D-ID
Reviews, test reports and deep-dive analysis
AI talking head videos from a photo — ideal for personalized content
🌐 Website Preview
d-id.com
Details
Pros
- Free tier available
- API available
- GDPR compliant
- EU server location
- Commercial license included
- Text to video generation
- Image to video conversion
- Lip sync support
Cons
- No camera control
- No video-to-video editing
Profile: D-ID
| Company | D-ID |
| Type | AI Video Generation |
| Founded | 2017 |
| Headquarters | Tel Aviv, Israel |
| Server Location | US, EU |
| GDPR Status | ✅ Compliant |
| Free Tier | Yes |
| Starting Price | $6/mo |
| Pricing Model | CREDITS |
| Website | d-id.com |
About D-ID
D-ID specializes in AI-generated talking avatars and faces, enabling anyone to create videos where AI-generated or photographed faces speak any text with realistic lip-sync. Founded in 2017 and headquartered in Tel Aviv, Israel, D-ID began as a privacy technology company (de-identification) before pivoting to generative AI video.

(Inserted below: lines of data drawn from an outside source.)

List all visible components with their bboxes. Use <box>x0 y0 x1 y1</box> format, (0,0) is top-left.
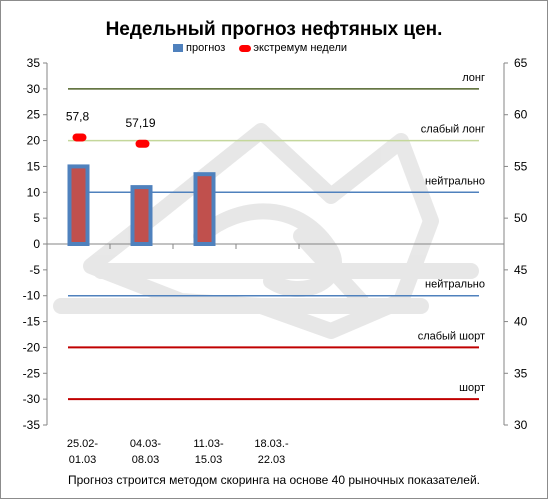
forecast-bar <box>130 185 153 247</box>
y-left-tick-label: 30 <box>27 82 41 96</box>
y-left-tick-label: -15 <box>23 315 41 329</box>
y-left-tick-label: 15 <box>27 159 41 173</box>
legend-item-forecast: прогноз <box>173 42 225 54</box>
y-left-tick-label: -5 <box>29 263 40 277</box>
y-left-tick-label: -35 <box>23 418 41 432</box>
y-left-tick-label: -20 <box>23 340 41 354</box>
extreme-point <box>72 133 87 142</box>
x-category-label: 25.02- <box>67 438 99 450</box>
reference-line-label: слабый шорт <box>418 330 485 342</box>
watermark-logo <box>53 123 479 339</box>
x-category-label: 04.03- <box>130 438 162 450</box>
x-category-label: 08.03 <box>132 454 160 466</box>
y-right-tick-label: 45 <box>514 263 528 277</box>
legend-label-forecast: прогноз <box>186 42 226 54</box>
extreme-data-label: 57,19 <box>125 116 155 130</box>
y-left-tick-label: 0 <box>33 237 40 251</box>
extreme-data-label: 57,8 <box>66 109 90 123</box>
y-right-tick-label: 50 <box>514 211 528 225</box>
reference-line-label: шорт <box>459 382 485 394</box>
y-left-tick-label: -30 <box>23 392 41 406</box>
x-category-label: 01.03 <box>69 454 97 466</box>
y-left-tick-label: -10 <box>23 289 41 303</box>
y-right-tick-label: 35 <box>514 366 528 380</box>
legend: прогноз экстремум недели <box>173 42 361 54</box>
reference-line-label: нейтрально <box>425 279 485 291</box>
x-category-label: 22.03 <box>258 454 286 466</box>
extreme-point <box>135 139 150 148</box>
y-left-tick-label: 5 <box>33 211 40 225</box>
y-left-tick-label: -25 <box>23 366 41 380</box>
y-left-tick-label: 25 <box>27 108 41 122</box>
y-right-tick-label: 30 <box>514 418 528 432</box>
y-left-tick-label: 35 <box>27 56 41 70</box>
x-category-label: 18.03.- <box>254 438 289 450</box>
legend-item-extreme: экстремум недели <box>239 42 347 54</box>
chart-title: Недельный прогноз нефтяных цен. <box>105 19 443 40</box>
x-category-label: 11.03- <box>193 438 224 450</box>
forecast-bar <box>67 164 90 246</box>
y-left-tick-label: 20 <box>27 134 41 148</box>
x-category-label: 15.03 <box>195 454 223 466</box>
reference-line-label: слабый лонг <box>421 124 485 136</box>
y-right-tick-label: 55 <box>514 159 528 173</box>
legend-point-swatch <box>239 44 252 52</box>
footnote: Прогноз строится методом скоринга на осн… <box>67 473 481 487</box>
reference-line-label: нейтрально <box>425 175 485 187</box>
reference-line-label: лонг <box>462 72 485 84</box>
y-right-tick-label: 65 <box>514 56 528 70</box>
forecast-bar <box>193 172 216 246</box>
y-right-tick-label: 60 <box>514 108 528 122</box>
y-right-tick-label: 40 <box>514 315 528 329</box>
legend-label-extreme: экстремум недели <box>253 42 348 54</box>
y-left-tick-label: 10 <box>27 185 41 199</box>
legend-bar-swatch <box>173 44 183 52</box>
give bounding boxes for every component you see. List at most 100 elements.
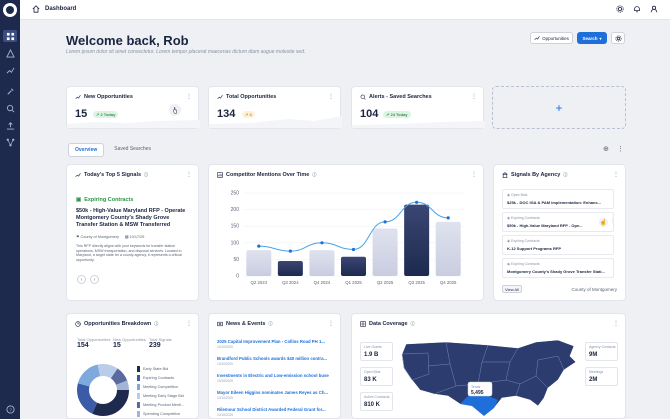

The platform's core product, Creative Reality Studio, transforms a single photo into a speaking avatar. Upload a portrait, enter text or upload audio, and D-ID generates a video with natural head movements and lip-sync. The technology supports 119 languages with various voice options. For more advanced use cases, D-ID offers streaming avatars for real-time interactive applications like customer service and virtual assistants.
Pricing starts with a free trial (5 minutes of video). The Lite plan at $5.99/month provides 10 minutes, the Pro plan at $46/month offers 25 minutes, and the Advanced plan at $299/month gives 65 minutes. Enterprise plans are available for custom requirements. API pricing enables integration into third-party applications.
D-ID is primarily used for customer-facing interactions, personalized marketing, e-learning content, and accessibility applications. The ability to make historical photos or illustrations "speak" has found creative applications in museums, education, and memorial services. It's more focused and specialized than general-purpose video generators, excelling specifically at the talking-head use case with minimal input requirements.